Gaëlle Josse, Nos vies désaccordées : La folie d’aimer

«Avec Sophie, j’ai tout reçu, et tout perdu. Je me suis cru invincible. Je nous ai crus invincibles. Jamais je n’ai été aussi désarmé qu'aujourd'hui, ni plus serein peut-être. »

 

François Vallier, jeune pianiste célèbre, découvre un jour que Sophie, qu’il a passionnément aimée puis abandonnée dans des circonstances dramatiques, est internée depuis plusieurs années. Il quitte tout pour la retrouver.

 

Confronté à un univers inconnu, il va devoir se dépouiller de l’homme qu’il croyait être et accepter de se regarder en face. Dans ce lieu carcéral privé de tout repère, le temps se suspend au point de se figer. François va revivre pas à pas, et jusqu' au basculement, son histoire avec Sophie, artiste fragile, imprévisible et anéantie.

 

La musique de nos vies parfois nous échappe. La partition elle-même semble à jamais perdue.

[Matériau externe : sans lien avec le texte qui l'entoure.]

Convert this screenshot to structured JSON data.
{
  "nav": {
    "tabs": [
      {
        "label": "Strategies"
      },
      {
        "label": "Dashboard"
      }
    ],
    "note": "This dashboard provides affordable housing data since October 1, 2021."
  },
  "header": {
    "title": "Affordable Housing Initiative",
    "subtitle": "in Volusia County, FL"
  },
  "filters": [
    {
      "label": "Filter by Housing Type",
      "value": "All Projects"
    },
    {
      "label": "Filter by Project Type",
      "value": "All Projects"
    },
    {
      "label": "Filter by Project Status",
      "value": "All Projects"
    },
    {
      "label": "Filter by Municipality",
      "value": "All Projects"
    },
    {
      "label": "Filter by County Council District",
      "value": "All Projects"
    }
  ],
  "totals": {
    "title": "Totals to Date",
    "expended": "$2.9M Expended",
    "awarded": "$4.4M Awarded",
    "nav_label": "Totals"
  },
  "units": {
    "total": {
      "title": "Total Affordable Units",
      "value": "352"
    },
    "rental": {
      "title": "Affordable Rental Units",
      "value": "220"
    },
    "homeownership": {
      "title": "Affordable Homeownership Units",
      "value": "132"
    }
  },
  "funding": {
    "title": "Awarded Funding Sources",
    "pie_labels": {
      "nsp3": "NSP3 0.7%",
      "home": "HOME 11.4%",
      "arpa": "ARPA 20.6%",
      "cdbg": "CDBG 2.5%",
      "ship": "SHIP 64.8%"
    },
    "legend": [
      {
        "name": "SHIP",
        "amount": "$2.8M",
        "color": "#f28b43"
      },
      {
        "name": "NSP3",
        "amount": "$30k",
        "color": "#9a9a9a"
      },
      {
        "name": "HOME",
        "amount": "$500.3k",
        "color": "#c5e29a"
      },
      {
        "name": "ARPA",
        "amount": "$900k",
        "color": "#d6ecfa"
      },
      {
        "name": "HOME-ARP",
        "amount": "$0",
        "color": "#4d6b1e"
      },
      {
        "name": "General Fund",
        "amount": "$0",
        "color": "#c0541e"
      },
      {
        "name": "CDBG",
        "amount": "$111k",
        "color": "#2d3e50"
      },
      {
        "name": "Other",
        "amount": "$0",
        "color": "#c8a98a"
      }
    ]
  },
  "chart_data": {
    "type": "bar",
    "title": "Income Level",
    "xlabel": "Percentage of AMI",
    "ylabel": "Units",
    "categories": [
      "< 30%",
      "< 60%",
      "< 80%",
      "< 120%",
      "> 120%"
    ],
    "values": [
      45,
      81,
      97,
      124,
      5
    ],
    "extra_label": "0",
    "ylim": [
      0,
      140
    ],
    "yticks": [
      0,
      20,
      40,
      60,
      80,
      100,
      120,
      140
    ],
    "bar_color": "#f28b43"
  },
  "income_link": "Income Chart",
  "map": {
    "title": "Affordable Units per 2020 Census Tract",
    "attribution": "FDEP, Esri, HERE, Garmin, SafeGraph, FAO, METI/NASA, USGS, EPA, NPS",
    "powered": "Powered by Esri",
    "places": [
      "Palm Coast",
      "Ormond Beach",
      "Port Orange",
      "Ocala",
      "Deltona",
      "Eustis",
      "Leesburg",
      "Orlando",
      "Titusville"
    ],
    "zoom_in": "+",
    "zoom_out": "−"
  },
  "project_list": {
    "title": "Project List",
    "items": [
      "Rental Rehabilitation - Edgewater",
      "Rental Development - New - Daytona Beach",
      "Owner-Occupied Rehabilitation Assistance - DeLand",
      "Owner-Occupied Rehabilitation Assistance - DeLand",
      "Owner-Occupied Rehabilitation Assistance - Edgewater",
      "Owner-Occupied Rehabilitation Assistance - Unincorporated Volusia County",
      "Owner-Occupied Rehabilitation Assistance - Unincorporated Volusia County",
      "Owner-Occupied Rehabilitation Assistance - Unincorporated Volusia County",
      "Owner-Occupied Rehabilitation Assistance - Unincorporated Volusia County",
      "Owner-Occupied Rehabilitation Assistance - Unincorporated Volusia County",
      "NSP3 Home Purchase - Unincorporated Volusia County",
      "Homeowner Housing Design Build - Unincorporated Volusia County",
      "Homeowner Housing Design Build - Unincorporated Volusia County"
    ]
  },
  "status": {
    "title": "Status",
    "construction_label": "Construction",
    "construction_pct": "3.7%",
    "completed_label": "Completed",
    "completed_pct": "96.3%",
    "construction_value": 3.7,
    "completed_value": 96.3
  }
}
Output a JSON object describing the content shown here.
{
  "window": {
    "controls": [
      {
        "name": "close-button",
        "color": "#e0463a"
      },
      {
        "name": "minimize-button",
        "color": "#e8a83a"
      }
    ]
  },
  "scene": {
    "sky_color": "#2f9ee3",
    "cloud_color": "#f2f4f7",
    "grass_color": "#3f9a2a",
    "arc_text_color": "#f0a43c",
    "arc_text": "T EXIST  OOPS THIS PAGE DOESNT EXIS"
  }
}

Comment espérer la retrouver ? Est-ce seulement possible ?

 

Avec une délicatesse désarmante où Sophie, enfermée dans son mutisme tente de renouer un impossible dialogue sans y parvenir, nos vies désaccordées autopsie les remords de François rongé par la culpabilité ; son passé s'impose à lui, au point qu’il aspire, mais en vain, à délivrer Sophie de ces démons, tout en sachant que c’est lui qui les a faits naître.

 

Gaëlle Josse excelle à restituer ces destins fêlés, voire abîmés, dans une langue aussi fluide que musicale, un lexique simple mais parfaitement accordé au tragique de cet impossible rédemption. Même quand la passion subsiste dans sa vérité, elle se heurte aux parois non capitonnées de la folie ordinaire. Mais qu’est-ce qu’être fou ? Sinon désespérément seul, prisonnier de soi-même.

Quelle intangible nuance sépare la démence, du dérèglement mental et plus encore la passion ou le simple engouement pour ce que nous voulons être ou devons être ?

 

Si l’on croit Khalil Gibran : « Le premier regard, c'est l'instant qui sépare l'enivrement de la vie et son éveil, la première lueur qui éclaire les régions intimes de l'âme, la première note magique jouée sur la corde d'argent de notre cœur.» 

 

Sophie a perdu pied à l'instant même où le regard de François s'est posé sur elle. Démunie, complètement anéantie par ces silences et ces notes abîmées, son âme blessée a cherché son salut. Sans le trouver.

 

Désormais, des silences assourdissants résonnent, ne demeure dans son esprit qu’une mélodie obsessionnelle, un adagio aussi déchirant que celui pour cordes de Barber. Cette Histoire ne pouvait ni finir, ni recommencer, et ces deux cœurs à vif s’étonnant de demeurer désaccordés.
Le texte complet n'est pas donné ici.